Par un mémoire en défense enregistré le 24 février 2025, le ministre de l’intérieur conclut au rejet de la requête.
Il soutient que :
— le décision peut être fondée sur le risque de détournement de l’objet du visa résultant du manque de sérieux et de cohérence du projet d’études de Mme B ;
— les moyens soulevés par Mme B ne sont pas fondés.
Vu les autres pièces du dossier.
Vu :
— la directive 2016/801 du Parlement européen et du Conseil du 11 mai 2016 ;
— le code de l’entrée et du séjour des étrangers et du droit d’asile ;
— l’instruction ministérielle du 4 juillet 2019 relative aux demandes de visas de long séjour pour études ;
— le code de justice administrative.
La présidente de la formation de jugement a dispensé la rapporteure publique, sur sa proposition, de prononcer des conclusions à l’audience.
Les parties ont été régulièrement averties du jour de l’audience.
Le rapport de M. Ravaut a été entendu au cours de l’audience publique.
Considérant ce qui suit :
1. Mme B, ressortissante kazakh, est inscrite en première année de licence de « philosophie : propédeutique » à l’université de la Sorbonne pour l’année 2023/2024. A cette fin, elle a sollicité un visa de long séjour pour un motif d’études qui lui a été refusé par une décision de l’autorité consulaire française à Astana en date du 7 novembre 2023. Par la présente requête, Mme B demande l’annulation de cette décision. Toutefois, une décision implicite de rejet est née le 28 janvier 2024 du silence gardé par la commission de recours contre les décisions de refus de visa d’entrée en France sur le recours formé contre la décision de l’autorité consulaire française à Astana.
2. Aux termes de l’article D. 312-3 du code de l’entrée et du séjour des étrangers et du droit d’asile : « Une commission placée auprès du ministre des affaires étrangères et du ministre de l’intérieur est chargée d’examiner les recours administratifs contre les décisions de refus de visa de long séjour prises par les autorités diplomatiques ou consulaires. () La saisine de l’une ou l’autre de ces autorités, selon la nature du visa sollicité, est un préalable obligatoire à l’exercice d’un recours contentieux, à peine d’irrecevabilité de ce dernier ».

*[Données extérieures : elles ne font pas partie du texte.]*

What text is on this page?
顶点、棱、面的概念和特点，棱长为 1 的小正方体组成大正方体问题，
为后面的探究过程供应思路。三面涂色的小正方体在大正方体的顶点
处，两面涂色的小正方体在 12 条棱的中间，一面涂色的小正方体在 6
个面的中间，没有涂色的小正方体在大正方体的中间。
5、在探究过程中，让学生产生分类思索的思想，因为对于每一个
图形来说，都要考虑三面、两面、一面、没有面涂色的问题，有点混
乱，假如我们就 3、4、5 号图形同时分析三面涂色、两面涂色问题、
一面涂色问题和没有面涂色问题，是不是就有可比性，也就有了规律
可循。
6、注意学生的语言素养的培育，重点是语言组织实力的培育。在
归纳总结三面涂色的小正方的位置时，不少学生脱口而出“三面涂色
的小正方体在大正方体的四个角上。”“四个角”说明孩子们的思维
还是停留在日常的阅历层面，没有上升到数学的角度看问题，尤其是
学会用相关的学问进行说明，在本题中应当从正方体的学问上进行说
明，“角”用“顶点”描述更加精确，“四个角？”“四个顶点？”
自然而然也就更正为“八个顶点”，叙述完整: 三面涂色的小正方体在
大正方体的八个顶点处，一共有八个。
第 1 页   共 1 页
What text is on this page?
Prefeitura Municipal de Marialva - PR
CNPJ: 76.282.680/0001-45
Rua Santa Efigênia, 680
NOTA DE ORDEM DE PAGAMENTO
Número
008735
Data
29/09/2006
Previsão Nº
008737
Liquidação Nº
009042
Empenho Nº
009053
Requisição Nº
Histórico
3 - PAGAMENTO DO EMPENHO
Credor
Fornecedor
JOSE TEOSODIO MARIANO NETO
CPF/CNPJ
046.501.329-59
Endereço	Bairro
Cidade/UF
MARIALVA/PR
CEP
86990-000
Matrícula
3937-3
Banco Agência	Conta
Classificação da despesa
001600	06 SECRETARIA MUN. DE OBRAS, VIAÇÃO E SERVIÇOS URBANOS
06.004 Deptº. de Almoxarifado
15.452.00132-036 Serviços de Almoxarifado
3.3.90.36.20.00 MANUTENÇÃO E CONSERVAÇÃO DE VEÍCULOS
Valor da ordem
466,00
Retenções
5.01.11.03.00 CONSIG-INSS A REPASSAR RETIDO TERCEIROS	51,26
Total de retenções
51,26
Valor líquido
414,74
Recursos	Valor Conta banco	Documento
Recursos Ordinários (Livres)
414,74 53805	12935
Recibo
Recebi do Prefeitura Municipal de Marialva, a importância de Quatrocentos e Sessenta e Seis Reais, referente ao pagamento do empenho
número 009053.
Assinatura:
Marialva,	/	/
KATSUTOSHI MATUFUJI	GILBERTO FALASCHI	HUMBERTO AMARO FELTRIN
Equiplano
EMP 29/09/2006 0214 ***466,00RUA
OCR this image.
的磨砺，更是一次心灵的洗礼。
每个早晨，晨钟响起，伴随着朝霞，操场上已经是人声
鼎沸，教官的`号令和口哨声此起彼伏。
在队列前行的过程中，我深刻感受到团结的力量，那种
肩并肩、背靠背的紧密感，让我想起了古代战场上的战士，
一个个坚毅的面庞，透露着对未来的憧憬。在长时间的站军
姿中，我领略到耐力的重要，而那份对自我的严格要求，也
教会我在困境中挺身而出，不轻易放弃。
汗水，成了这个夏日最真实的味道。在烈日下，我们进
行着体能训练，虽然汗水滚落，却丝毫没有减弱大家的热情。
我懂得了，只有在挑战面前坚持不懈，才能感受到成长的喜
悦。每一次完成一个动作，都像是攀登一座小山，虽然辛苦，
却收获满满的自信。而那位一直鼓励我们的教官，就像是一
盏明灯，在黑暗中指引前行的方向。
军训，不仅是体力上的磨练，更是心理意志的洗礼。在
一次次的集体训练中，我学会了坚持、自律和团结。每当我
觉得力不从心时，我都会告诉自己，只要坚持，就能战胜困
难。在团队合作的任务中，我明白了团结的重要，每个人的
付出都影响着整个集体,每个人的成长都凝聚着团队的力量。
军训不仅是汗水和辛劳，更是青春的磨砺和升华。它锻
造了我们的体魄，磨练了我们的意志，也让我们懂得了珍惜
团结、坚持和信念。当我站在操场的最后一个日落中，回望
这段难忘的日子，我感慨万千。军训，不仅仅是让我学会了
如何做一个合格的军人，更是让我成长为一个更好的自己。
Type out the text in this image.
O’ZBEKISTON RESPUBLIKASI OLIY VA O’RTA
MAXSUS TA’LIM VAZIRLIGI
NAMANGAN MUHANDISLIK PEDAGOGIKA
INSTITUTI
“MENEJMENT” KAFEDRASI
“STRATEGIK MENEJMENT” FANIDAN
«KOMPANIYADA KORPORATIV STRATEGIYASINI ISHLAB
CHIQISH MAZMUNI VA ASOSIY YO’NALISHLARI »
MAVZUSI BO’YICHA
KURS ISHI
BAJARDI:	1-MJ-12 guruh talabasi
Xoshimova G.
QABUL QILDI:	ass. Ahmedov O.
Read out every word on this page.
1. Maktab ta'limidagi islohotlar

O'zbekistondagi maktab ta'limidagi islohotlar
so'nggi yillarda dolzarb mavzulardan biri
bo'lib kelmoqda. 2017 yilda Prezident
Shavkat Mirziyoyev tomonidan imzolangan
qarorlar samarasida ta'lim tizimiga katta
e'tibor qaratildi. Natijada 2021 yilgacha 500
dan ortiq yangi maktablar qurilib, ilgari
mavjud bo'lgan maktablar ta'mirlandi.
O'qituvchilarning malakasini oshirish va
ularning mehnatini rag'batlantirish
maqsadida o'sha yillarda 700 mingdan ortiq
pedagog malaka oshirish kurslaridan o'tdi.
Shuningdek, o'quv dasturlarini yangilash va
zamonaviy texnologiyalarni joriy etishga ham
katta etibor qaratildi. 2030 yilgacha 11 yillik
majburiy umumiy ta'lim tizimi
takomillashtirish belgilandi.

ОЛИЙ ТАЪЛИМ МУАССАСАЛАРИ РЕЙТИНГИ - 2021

3. Il résulte de ces dispositions qu’en raison des pouvoirs ainsi conférés à la commission, les décisions par lesquelles elle rejette, implicitement ou expressément, les recours introduits devant elle se substituent à celles des autorités diplomatiques ou consulaires. Les conclusions à fin d’annulation présentées par la requérante doivent, par conséquent, être regardées comme uniquement dirigées contre la décision implicite par laquelle la commission de recours contre les décisions de refus de visa d’entrée en France a rejeté le recours formé contre la décision de refus de visa de l’autorité consulaire à Astana.
4. En application des dispositions de l’article D. 312-8-1 du code de l’entrée et du séjour des étrangers et du droit d’asile, si le recours administratif préalable obligatoire formé contre une décision de refus d’une demande de visa fait l’objet d’une décision implicite de rejet, cette décision, qui se substitue à la décision initiale, doit être regardée comme s’étant appropriée les motifs de la décision initiale. La décision implicite de la commission doit donc être regardée comme s’étant appropriée le motif opposé par l’autorité consulaire française à Astana, à savoir que les informations communiquées pour justifier l’objet et les conditions du séjour sont incomplètes et/ou non fiables.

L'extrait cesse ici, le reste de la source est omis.